= Akira Toriyama (ophthalmologist) =

Japanese ophthalmologist and photographer

Akira Toriyama (鳥山 晃, Toriyama Akira) was a Japanese ophthalmologist and photographer. During his career, he became president of Showa University and also had his photography exhibited and published.

==Biography and medical career==
Akira Toriyama was born on 20 June 1898 in Shinagawa-machi, Ebara-gun (now Shinagawa-ku), Tokyo. He studied medicine at Tokyo Imperial University, graduating in 1926. His health was not good, and he is said to have been nudged toward ophthalmology by his own professor, who believed that the relatively stable working hours of an ophthalmologist would be better for Toriyama. In 1928, Toriyama became a professor of ophthalmology at Showa Medical School and he continued at the school as it became Showa Medical University and later Showa University, whose president he became in 1969. Toriyama also became chairman of the university's board of directors; he retired from both positions in 1988 but continued as an adviser. He died on 30 November 1994.

Toriyama was awarded the Order of the Sacred Treasure, Second Class, in 1971, and Upper Fourth Rank (正四位), in 1994.

==Photography==
In 1934, Toriyama realized that his work as an ophthalmologist gave him some spare time, and his uncle the amateur photographer Yasunari Toriyama introduced him to the Japan Photographic Society (JPS), where the skills of the younger man quickly developed. By 1937, his works were appearing in group shows in Paris, France, and Amsterdam, Netherlands, as well as Japan.

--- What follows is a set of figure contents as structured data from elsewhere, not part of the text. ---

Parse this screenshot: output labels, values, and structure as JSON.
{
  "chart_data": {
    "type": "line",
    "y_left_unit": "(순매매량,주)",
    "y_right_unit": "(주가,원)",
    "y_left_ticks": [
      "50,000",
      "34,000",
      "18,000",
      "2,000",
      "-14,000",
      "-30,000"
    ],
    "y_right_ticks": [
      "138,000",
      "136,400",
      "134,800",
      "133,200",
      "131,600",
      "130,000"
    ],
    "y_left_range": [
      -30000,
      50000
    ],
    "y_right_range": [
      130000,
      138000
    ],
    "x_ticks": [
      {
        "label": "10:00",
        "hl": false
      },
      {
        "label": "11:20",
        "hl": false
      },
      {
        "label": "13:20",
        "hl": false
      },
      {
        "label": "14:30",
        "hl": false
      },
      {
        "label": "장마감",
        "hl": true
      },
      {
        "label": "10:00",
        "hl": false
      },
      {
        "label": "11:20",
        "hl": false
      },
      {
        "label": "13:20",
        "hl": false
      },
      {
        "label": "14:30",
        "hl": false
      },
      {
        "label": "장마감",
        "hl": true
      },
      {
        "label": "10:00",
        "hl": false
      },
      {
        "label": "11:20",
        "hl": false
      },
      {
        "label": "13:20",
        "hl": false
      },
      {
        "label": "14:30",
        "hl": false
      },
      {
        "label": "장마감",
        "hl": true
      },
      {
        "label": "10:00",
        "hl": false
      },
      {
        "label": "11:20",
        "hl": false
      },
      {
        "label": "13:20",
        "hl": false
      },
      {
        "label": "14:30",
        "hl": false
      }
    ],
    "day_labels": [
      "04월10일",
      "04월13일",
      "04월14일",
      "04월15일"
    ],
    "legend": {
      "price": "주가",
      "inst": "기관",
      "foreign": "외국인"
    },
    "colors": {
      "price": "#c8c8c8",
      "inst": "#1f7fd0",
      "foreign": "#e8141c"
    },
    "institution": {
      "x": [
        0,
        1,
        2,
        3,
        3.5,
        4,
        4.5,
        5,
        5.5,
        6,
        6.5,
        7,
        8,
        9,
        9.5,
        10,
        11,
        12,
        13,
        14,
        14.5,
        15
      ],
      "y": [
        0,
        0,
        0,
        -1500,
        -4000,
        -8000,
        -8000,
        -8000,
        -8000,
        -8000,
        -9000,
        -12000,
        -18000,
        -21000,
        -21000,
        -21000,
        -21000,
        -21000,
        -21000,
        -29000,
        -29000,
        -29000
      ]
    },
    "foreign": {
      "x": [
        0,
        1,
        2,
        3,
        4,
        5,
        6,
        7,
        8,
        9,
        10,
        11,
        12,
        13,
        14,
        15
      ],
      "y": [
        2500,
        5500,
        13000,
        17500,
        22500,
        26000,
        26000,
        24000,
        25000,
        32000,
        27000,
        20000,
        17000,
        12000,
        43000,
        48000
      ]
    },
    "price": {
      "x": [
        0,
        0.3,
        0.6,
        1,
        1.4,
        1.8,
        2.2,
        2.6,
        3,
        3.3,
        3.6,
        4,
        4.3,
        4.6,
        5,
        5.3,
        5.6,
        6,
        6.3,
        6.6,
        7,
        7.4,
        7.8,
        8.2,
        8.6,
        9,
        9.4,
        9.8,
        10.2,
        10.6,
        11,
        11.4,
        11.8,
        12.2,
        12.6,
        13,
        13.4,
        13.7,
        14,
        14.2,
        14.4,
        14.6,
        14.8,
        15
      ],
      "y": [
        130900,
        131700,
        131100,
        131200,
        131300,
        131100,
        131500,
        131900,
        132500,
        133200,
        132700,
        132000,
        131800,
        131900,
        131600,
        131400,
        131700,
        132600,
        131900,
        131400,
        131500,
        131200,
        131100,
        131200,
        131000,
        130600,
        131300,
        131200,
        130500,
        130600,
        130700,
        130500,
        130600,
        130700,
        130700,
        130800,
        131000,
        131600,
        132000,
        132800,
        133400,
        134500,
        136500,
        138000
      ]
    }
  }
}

Toriyama's membership of JPS was central to his photography, and JPS retained (for example as the title of its magazine) Shinzō Fukuhara's phrase from the 1920s, "Light with its harmony" (光と其諧調, Hikari to sono kaichō). Ryūichi Kaneko points out that the work of JPS changed with the times: from a start that rejected certain painterly influences on photography but that embraced the subject-matter and composition of traditional Japanese aesthetics, it moved to include the portrayal of urban scenes and fragments. Kaneko says that, influenced by Rosō Fukuhara, Toriyama went further; for example, in his photography of plants "his emphasis on the sculptural qualities of leaves, stems, and branches is fresh even today"; further, that his style is similar to that of Shōji Ueda, Akira Nomura, and other photographers of the generation who emerged in the late 1930s and are thought of as modernists rather than pictorialists. Kaneko concludes that "[Toriyama's] work clearly testifies to [his] Modernist will to live his own life, to express himself, to the full."

As his medical career progressed, Toriyama's photography continued but went largely unremarked. Following his death, Tomio Yoshikawa (吉川富夫, Yoshikawa Tomio) of Showa University visited his house and learned that he had left an enormous number of photographs. Yoshikawa soon had a collection of these published. Following this, Toriyama's family and ophthalmologists from Showa University discovered further large numbers of photographs and had selections of these published. First came Photographs by Akira Toriyama (1997), a lavish collection of well over a hundred monochrome photographs from the late thirties, reproduced in sepia. This was followed by A Visit to Showa (1999), a smaller collection of reproductions of colour slides thought to have been taken between 1962 and 1967. ("Showa" here refers to the Shōwa period, which gave its name to the medical school where Toriyama worked.)

==Books==
- Kyōmaku shikkan (鞏膜疾患, Scleral diseases). Nihon Ganka Zensho 18. Tokyo: Nihon Isho Shuppan, 1953.
- Toriyama Akira shashinshū (鳥山晃写真集) / Photographs by Akira Toriyama. Tokyo: Mitsumura Printing, BeeBooks, 1997. ISBN 4-89615-929-2. Captions and texts in Japanese and English.
- Toriyama Akira shashinshū: Shōwa raikan (鳥山晃写真集 昭和来観) / A Visit to Showa. Tokyo: Mitsumura Printing, BeeBooks, 1999. ISBN 4-89615-953-5. Captions in Japanese and English, most texts in both Japanese and English but some in Japanese only.